Substandard and falsified medicines have severe public health and socioeconomic effects, especially in low- and middle-income countries. The WHO has emphasized the need for reliable estimates of the prevalence of such medicines to efficiently respond to this problem. In the present study, we used 601 medicine samples collected in Cameroon, the DR Congo, and Malawi to assess the rates of substandard and falsified medicines based on different criteria. Based on the specifications of the U.S. Pharmacopoeia for the amount of the active pharmaceutical ingredients, the rate of out-of-specification medicines was 9.3%. By contrast, this rate ranged from 3.3% up to 35.0% if the tolerance limits of other pharmacopoeias or recently published medicine quality studies were used. This shows an urgent need for harmonization. Principal methods to assess the rate of falsified medicines are packaging analysis, chemical analysis, and authenticity inquiries. In the present study, we carried out an authenticity inquiry for the aforementioned medicine samples, contacting 126 manufacturers and 42 distributors. Response rates were higher for samples stated to be manufactured in Asia (52.4%) or Europe (53.8%) than for samples manufactured in Africa (27.4%; P < 0.001).
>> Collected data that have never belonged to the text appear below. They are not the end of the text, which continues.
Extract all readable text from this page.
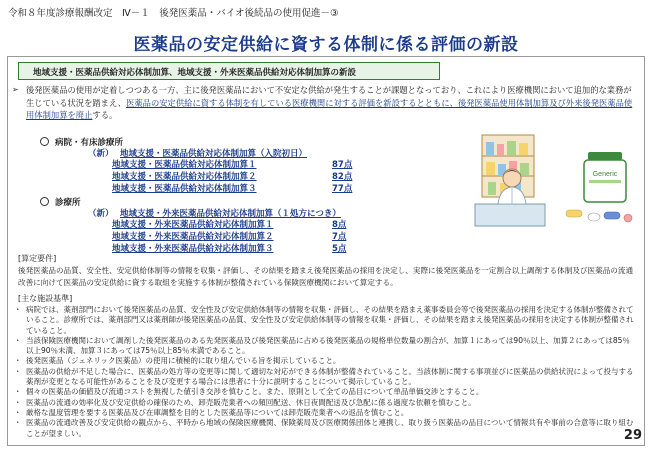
令和８年度診療報酬改定　Ⅳ－１　後発医薬品・バイオ後続品の使用促進－③
医薬品の安定供給に資する体制に係る評価の新設
地域支援・医薬品供給対応体制加算、地域支援・外来医薬品供給対応体制加算の新設
➢ 後発医薬品の使用が定着しつつある一方、主に後発医薬品において不安定な供給が発生することが課題となっており、これにより医療機関において追加的な業務が生じている状況を踏まえ、医薬品の安定供給に資する体制を有している医療機関に対する評価を新設するとともに、後発医薬品使用体制加算及び外来後発医薬品使用体制加算を廃止する。

病院・有床診療所
（新） 地域支援・医薬品供給対応体制加算（入院初日）
地域支援・医薬品供給対応体制加算１	87点
地域支援・医薬品供給対応体制加算２	82点
地域支援・医薬品供給対応体制加算３	77点
診療所
（新） 地域支援・外来医薬品供給対応体制加算（１処方につき）
地域支援・外来医薬品供給対応体制加算１	8点
地域支援・外来医薬品供給対応体制加算２	7点
地域支援・外来医薬品供給対応体制加算３	5点
Generic
[算定要件]
後発医薬品の品質、安全性、安定供給体制等の情報を収集・評価し、その結果を踏まえ後発医薬品の採用を決定し、実際に後発医薬品を一定割合以上調剤する体制及び医薬品の流通改善に向けて医薬品の安定供給に資する取組を実施する体制が整備されている保険医療機関において算定する。
[主な施設基準]
・ 病院では、薬剤部門において後発医薬品の品質、安全性及び安定供給体制等の情報を収集・評価し、その結果を踏まえ薬事委員会等で後発医薬品の採用を決定する体制が整備されていること。診療所では、薬剤部門又は薬剤師が後発医薬品の品質、安全性及び安定供給体制等の情報を収集・評価し、その結果を踏まえ後発医薬品の採用を決定する体制が整備されていること。
・ 当該保険医療機関において調剤した後発医薬品のある先発医薬品及び後発医薬品に占める後発医薬品の規格単位数量の割合が、加算１にあっては90％以上、加算２にあっては85％以上90％未満、加算３にあっては75％以上85％未満であること。
・ 後発医薬品（ジェネリック医薬品）の使用に積極的に取り組んでいる旨を掲示していること。
・ 医薬品の供給が不足した場合に、医薬品の処方等の変更等に関して適切な対応ができる体制が整備されていること。当該体制に関する事項並びに医薬品の供給状況によって投与する薬剤が変更となる可能性があることを及び変更する場合には患者に十分に説明することについて掲示していること。
・ 個々の医薬品の価値及び流通コストを無視した値引き交渉を慎むこと。また、原則として全ての品目について単品単価交渉とすること。
・ 医薬品の流通の効率化及び安定供給の確保のため、卸売販売業者への頻回配送、休日夜間配送及び急配に係る過度な依頼を慎むこと。
・ 厳格な温度管理を要する医薬品及び在庫調整を目的とした医薬品等については卸売販売業者への返品を慎むこと。
・ 医薬品の流通改善及び安定供給の観点から、平時から地域の保険医療機関、保険薬局及び医療関係団体と連携し、取り扱う医薬品の品目について情報共有や事前の合意等に取り組むことが望ましい。	29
One sample had been identified as falsified by packaging analysis by the local researchers and two additional ones by chemical analysis. Notably, seven additional falsified samples were identified by the authenticity inquiries. The total rate of falsified medicines resulted as 1.7%. Considerations are discussed for assessing the rates of "substandard" and "falsified" medicines in future medicine quality studies.